The purpose of the choropleth map dictates its form. If the map’s main purpose is to simplify a complex geographical distribution for the purpose of imparting a particular message, theme, or concept, the conventional [classed] choropleth technique should be followed. On the other hand, if the goal is to provide an inventory for the reader in a form that the reader must simplify and generalize, then the unclassed form should be chosen.

This sounds a lot like the modern distinction between cartography and geovisualization, or like the older one between communication and represenation. These distinctions have been overblown; experts and amateurs are often looking at the same map. But there are certainly cases where the purpose and audience are more clear-cut. In such cases, classed cartograms may be an option.

While providing the cartographer with the “ability to direct the message of the communication” (Dent), this power comes with great responsibility — specifically the responsible choice of the 1) number of classes, 2) classification method, and 3) appropriate and easily discriminable symbol sizes for each class.
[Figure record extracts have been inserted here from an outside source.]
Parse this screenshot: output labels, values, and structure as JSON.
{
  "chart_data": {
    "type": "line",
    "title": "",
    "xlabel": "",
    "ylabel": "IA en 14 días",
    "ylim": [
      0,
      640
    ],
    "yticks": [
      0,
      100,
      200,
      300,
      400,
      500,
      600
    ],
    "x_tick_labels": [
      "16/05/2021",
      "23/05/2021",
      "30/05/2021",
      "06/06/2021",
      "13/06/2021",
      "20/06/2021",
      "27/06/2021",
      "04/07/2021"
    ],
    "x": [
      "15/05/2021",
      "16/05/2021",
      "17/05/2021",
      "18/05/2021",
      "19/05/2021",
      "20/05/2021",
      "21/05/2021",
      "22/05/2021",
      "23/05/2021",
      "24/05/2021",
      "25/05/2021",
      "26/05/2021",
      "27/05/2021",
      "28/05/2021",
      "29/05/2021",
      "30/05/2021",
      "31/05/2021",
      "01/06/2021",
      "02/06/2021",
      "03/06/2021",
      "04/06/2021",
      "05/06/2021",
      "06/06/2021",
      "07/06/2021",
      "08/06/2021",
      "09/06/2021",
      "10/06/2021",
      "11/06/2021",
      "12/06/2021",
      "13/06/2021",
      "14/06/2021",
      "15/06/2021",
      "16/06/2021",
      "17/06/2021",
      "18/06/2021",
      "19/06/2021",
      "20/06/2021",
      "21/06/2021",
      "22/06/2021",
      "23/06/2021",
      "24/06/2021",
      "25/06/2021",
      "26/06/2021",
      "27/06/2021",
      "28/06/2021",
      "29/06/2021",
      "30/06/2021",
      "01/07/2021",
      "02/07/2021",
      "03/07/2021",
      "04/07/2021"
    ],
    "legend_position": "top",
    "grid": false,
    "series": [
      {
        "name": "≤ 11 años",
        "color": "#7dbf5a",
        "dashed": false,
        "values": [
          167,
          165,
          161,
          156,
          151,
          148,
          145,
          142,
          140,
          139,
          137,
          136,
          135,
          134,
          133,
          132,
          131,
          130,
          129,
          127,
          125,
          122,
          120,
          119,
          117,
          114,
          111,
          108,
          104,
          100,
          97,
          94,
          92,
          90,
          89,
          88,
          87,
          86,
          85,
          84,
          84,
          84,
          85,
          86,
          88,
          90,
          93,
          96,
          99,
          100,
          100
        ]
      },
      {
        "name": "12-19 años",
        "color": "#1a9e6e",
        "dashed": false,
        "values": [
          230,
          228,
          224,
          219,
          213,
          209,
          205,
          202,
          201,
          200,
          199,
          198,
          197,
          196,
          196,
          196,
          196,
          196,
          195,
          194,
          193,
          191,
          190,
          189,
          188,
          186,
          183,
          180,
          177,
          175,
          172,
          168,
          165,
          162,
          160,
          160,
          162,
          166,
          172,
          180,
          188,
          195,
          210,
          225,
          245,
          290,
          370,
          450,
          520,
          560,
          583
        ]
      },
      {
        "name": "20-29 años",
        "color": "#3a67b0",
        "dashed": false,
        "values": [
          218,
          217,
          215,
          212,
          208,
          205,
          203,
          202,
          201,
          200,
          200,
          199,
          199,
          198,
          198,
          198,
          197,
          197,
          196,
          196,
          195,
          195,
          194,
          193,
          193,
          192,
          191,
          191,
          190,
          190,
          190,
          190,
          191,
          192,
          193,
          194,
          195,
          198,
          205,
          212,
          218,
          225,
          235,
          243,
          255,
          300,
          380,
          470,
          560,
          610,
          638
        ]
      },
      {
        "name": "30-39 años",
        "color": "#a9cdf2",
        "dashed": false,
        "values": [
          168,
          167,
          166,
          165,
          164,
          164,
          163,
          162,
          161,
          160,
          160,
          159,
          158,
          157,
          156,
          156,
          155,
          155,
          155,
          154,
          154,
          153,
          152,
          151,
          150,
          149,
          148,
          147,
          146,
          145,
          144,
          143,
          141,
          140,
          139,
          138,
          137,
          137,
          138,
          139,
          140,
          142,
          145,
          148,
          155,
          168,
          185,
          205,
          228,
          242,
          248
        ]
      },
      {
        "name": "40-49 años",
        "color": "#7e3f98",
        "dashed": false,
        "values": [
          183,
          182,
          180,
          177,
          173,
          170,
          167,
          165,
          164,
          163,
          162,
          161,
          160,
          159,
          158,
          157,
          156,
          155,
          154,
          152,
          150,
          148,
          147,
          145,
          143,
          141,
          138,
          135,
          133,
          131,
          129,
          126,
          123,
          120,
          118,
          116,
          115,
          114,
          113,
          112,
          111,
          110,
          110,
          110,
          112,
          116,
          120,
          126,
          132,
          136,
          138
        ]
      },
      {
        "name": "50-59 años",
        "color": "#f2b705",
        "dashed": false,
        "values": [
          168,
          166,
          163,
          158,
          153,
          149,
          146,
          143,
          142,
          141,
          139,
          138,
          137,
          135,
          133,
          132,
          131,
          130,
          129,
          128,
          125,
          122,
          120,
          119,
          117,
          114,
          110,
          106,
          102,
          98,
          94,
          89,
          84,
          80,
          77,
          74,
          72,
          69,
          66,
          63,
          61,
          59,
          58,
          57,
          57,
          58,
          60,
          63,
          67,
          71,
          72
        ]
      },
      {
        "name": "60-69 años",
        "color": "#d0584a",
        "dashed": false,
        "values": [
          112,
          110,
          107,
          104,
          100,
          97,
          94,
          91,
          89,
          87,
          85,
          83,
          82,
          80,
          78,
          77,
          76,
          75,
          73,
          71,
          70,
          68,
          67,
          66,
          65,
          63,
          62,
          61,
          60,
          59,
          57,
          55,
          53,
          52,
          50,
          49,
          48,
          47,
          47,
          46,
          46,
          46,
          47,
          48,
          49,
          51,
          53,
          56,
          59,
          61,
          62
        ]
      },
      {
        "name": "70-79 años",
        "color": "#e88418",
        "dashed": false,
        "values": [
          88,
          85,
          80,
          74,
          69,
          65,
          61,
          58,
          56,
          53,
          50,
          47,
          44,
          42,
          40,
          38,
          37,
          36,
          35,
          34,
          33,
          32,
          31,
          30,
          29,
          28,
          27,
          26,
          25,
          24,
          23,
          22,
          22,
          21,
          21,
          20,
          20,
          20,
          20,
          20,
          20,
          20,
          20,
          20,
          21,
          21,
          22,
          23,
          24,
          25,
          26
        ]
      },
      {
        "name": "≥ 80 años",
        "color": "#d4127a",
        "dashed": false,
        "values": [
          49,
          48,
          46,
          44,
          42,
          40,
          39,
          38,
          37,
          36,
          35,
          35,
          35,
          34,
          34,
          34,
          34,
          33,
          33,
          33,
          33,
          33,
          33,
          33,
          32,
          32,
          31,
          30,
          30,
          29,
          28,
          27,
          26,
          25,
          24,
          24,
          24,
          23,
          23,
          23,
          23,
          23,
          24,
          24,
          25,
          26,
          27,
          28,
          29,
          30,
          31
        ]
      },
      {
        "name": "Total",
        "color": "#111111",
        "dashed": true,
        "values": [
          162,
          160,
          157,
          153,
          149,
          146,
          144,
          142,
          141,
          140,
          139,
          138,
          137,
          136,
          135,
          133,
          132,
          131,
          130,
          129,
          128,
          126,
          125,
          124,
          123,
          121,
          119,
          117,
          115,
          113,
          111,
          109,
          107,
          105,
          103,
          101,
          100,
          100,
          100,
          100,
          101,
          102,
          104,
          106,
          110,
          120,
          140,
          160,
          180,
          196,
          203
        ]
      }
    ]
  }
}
Research on classification in choropleth and proportional symbol mapping has settled on three and seven as the minimum and maximum number of classes that are effective. Classification methods have been much studied in academic cartography, statistics, and other fields. Jenks natural breaks classification is often employed; equal intervals and quantiles are also typical. Cartographers have less guidance on the third choice, that of an appropriate symbol size for each class.

The above shows a set of ten class sizes for range grading developed by Hans Joachim Meihoefer as the result of a visual experiment; the symbol sizes were developed for maximum discriminability, while maintaining a realistic size range (none too small, none too large). Ten classes weren’t recommended, but supposedly any five contiguous sizes could be chosen. Indiemapper uses a slight variation of Meihoefer’s sizing scheme for classed proportional symbol and cartogram sizing.

Despite the additional responsibilities placed on the cartographer, I believe a carefully-crafted classed cartogram can be a very effective representation of some datasets for certain audiences.